Between the regression of forests, that of crops and the overheating of cities, the Greek ecosystem appears to be in danger according to experts. Nearly 50,000 hectares have disappeared in the fires since the beginning of July. A particularly hot month, the worst in more than ten years.

“The winter was dry and the spring rains were not enough to maintain humidity” in the roots, notes Charalambos Kontoes, agricultural engineer at the Athens Observatory. Greece is hit by a long period of heat, strong winds and drought, “extreme climatic conditions (which) fan the fires”, as elsewhere on the Mediterranean rim, notes for his part Nikos Bokaris, the president of the Greek Union of Foresters.

The provisional toll of the fires, especially in Attica, the Athens region, and on the tourist islands of Rhodes, Corfu or Evia, amounts to “about 50,000 hectares burned”, deplores Charalampos Kontoes, stressing that in this regard, it is the “worst July” in 13 years. On Thursday, the disaster near Volos, in central-eastern Greece, mainly affected fields and the local agricultural association.

Around 660 fire starts, the vast majority quickly extinguished, were recorded in ten days, an average of 50 to 70 fires per day, Civil Protection Minister Vassilis Kikilias noted on Friday. Greece suffers forest fires every year, often deadly as in 2007 in the Peloponnese and Euboea (84 dead) or in 2018 in Mati, a seaside resort near Athens (103 dead).

Two years ago, fires, particularly in Euboea, killed three people during the summer and burned 130,000 hectares, including olive groves and pine forests that produce resin. Hundreds of hives had gone up in smoke.

This year they have so far resulted in five deaths. The environmental repercussions will be assessed after their extinction, according to the Greek branch of the WWF.

But “the repetitive fires endanger the ecosystem, the forests are transformed into agroforestry land, the scrub into scrubland […], the landscape tends to change and resemble African landscapes”, fears Nikos Bokaris.

In Rhodes, where the fires broke out on July 18, “much of the wildlife”, such as an endemic species of dama dama (European fallow deer), “was seriously affected; some deer were found charred,” laments Grigoris Dimitriadis, president of the local Environmental Protection Association.

The fires are also the source of the diffusion of polluting particles, at “record” levels in this month of July: “one megaton of carbon emissions between July 1 and 25, almost double the July record 2007,” noted the European observatory Copernicus.

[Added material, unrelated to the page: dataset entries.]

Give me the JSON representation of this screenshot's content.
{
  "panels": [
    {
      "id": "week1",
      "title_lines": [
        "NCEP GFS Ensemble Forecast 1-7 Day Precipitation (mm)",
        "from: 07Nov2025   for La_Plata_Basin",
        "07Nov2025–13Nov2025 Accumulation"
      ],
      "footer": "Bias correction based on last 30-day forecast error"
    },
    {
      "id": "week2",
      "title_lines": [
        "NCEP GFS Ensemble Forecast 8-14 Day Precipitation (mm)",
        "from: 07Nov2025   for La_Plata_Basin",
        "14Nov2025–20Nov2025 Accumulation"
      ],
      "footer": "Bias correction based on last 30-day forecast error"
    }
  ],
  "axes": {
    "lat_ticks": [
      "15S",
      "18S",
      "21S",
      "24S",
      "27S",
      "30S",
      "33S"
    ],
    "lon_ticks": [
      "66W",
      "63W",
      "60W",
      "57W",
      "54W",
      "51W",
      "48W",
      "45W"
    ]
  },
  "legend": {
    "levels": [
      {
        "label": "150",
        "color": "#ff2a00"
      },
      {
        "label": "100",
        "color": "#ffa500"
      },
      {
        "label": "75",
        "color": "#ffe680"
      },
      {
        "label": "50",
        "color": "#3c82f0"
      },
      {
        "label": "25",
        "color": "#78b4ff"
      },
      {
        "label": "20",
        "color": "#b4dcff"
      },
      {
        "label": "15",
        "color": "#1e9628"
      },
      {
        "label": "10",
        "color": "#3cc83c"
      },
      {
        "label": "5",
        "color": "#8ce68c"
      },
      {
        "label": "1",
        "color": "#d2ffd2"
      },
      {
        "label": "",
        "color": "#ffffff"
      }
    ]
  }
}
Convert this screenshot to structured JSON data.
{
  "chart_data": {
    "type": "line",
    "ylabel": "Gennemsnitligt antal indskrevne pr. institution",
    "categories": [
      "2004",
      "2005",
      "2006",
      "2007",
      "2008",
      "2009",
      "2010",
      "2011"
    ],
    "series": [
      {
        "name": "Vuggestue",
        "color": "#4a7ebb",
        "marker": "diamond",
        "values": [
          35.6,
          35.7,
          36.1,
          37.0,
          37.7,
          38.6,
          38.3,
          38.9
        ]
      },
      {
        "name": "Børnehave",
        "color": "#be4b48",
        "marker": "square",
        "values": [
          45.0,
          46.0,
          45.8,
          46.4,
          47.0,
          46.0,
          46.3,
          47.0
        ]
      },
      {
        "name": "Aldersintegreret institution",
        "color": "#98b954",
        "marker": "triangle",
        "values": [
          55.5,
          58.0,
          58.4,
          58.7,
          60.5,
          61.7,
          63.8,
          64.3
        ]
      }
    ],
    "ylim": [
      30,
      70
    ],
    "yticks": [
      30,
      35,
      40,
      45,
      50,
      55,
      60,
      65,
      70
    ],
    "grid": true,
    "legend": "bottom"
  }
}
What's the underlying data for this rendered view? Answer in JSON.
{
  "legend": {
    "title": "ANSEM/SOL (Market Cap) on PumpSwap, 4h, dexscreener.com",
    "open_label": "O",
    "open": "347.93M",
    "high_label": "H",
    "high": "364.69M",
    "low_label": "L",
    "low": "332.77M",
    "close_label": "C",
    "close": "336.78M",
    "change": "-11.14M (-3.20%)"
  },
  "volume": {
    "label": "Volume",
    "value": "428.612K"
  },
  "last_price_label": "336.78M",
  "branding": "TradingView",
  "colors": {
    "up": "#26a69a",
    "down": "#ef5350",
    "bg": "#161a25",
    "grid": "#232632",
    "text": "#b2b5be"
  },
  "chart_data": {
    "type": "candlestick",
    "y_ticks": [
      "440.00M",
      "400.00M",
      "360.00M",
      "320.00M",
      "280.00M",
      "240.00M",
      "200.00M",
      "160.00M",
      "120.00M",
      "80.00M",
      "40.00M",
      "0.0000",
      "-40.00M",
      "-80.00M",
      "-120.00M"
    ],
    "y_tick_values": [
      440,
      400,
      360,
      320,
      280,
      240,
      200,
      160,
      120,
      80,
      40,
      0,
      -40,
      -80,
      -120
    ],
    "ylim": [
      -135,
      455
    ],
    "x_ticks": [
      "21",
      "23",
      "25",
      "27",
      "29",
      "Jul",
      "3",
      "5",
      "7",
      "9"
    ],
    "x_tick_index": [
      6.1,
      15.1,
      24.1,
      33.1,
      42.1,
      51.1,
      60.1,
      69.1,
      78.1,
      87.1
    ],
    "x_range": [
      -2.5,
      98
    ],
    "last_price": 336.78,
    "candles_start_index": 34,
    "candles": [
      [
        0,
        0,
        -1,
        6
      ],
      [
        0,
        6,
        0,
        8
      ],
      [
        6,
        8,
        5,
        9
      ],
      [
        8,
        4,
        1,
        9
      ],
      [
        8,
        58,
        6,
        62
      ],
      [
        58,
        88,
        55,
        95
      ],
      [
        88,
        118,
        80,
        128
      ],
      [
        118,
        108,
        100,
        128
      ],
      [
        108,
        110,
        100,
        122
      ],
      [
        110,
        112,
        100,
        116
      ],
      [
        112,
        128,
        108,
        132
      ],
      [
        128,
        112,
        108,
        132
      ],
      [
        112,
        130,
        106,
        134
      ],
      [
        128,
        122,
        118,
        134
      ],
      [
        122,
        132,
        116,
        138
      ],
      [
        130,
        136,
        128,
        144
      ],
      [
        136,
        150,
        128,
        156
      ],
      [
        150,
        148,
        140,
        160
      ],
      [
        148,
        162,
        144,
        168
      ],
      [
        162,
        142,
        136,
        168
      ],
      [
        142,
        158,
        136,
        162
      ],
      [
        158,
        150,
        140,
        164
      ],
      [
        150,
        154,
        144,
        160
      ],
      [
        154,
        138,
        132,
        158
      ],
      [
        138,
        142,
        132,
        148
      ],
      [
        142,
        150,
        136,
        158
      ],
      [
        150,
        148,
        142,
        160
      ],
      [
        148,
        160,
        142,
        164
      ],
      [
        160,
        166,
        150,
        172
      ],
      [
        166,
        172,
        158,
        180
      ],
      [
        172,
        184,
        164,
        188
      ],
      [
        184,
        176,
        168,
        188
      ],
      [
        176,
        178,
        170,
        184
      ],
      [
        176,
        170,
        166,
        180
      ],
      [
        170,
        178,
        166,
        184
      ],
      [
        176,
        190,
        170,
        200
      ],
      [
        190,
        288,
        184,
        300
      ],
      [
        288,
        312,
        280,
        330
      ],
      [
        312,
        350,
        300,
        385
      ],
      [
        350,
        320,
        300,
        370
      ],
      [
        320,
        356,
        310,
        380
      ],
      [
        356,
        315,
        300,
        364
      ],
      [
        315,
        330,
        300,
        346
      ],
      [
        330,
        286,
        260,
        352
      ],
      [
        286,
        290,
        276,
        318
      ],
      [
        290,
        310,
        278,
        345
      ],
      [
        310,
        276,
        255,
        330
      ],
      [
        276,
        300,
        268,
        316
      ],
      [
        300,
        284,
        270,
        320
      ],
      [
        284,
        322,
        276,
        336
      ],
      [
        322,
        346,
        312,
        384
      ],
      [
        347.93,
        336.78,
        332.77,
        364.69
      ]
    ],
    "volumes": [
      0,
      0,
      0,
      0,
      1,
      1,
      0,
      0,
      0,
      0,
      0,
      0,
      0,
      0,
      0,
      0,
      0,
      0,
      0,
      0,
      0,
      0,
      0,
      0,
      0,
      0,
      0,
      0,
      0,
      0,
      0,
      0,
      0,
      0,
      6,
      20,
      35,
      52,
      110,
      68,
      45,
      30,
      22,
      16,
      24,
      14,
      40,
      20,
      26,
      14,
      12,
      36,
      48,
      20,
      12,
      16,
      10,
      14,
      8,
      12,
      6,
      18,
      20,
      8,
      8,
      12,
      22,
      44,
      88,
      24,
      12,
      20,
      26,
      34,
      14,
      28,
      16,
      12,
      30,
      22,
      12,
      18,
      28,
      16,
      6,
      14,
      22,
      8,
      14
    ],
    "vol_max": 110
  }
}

Every six years or so, the mountains around Athens go up in flames, which “affects the ecosystem of the basin of the capital”, one of the most densely populated cities in Europe, gathering more than a third of the Greek population of 10.5 million souls, recalls Charalambos Kontoes.

For Nikos Bokaris, the situation in the Attica basin is also problematic because “there are few green spaces and the concrete constructions create a closed thermal environment”.

The Greek government, which blames the fires primarily on the climate crisis, is often accused of not doing enough to protect biodiversity and take action to prevent the fires.

“This year, prevention started a little late, but firebreaks or other preventive measures are not always the panacea when the fire takes on enormous dimensions”, remarks Nikos Bokaris, according to whom Greece received 55 million euros of European funds in 2022 and 86 million in 2023 to better prepare.

He advocates allowing burnt land to regenerate and prohibiting the conversion of “burnt forests into areas for cultivation or construction”, as often happens.

“The climate crisis did not appear suddenly and cooperation between government, local authorities and volunteers is necessary to combat it”, judge for her part Alexandra Messare, of the Greek branch of Greenpeace.